I write this article the day after the Chancellors announcements in his March 2021 Budget, following weeks of speculation for significant changes to the taxation climate that could affect our farming clients.
As it happens, very little by way of change was announced, but it remains important for farming businesses to keep a watchful eye on the availability of “Capital Tax” reliefs in relation to diversified enterprises. Changes to Capital Gains Tax and Inheritance Tax could have significant impacts on the ability to freely pass wealth to the next generation, as well as the ability to reinvest from the sale of properties into either buildings or greater areas of land.

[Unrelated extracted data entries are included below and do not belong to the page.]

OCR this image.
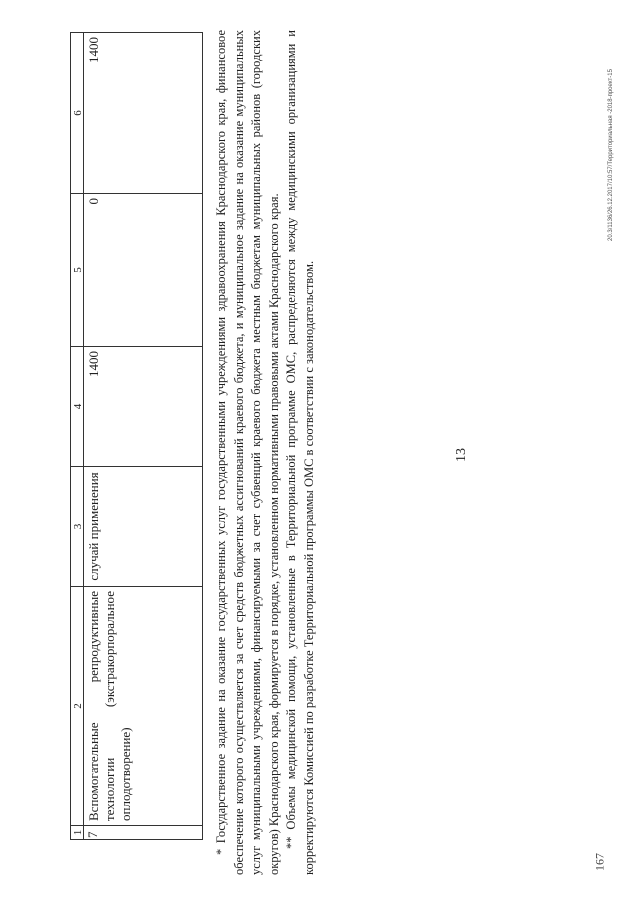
13
20.3/1136/26.12.2017/10:57/Территориальная -2018-проект-15
167
1
2
3
4
5
6
7
Вспомогательные репродуктивные технологии (экстракорпоральное оплодотворение)
случай применения
1400
0
1400	* Государственное задание на оказание государственных услуг государственными учреждениями здравоохранения Краснодарского края, финансовое обеспечение которого осуществляется за счет средств бюджетных ассигнований краевого бюджета, и муниципальное задание на оказание муниципальных услуг муниципальными учреждениями, финансируемыми за счет субвенций краевого бюджета местным бюджетам муниципальных районов (городских округов) Краснодарского края, формируется в порядке, установленном нормативными правовыми актами Краснодарского края. ** Объемы медицинской помощи, установленные в Территориальной программе ОМС, распределяются между медицинскими организациями и корректируются Комиссией по разработке Территориальной программы ОМС в соответствии с законодательством.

It is generally accepted that diversified enterprises that involve a trade (e.g. buying or selling) or some form of activity (e.g. a leisure or tourism activity) can take greater advantage of the currently available Capital Tax reliefs. Enterprises that are more akin to passive investment, such as residential and commercial building lets, and to a certain extent holiday lets, are more likely to create some tax planning obstacles. It is therefore important that advice is taken before farmers consider and commit to any venture that involves a diversification away from the core farming business.
Early thought should also be given to which generation of the family will run the diversified business and whether property should be passed between generations to facilitate the business operation. The availability of Capital Tax reliefs to allow this will have a significant bearing on whether the desired objectives can be met.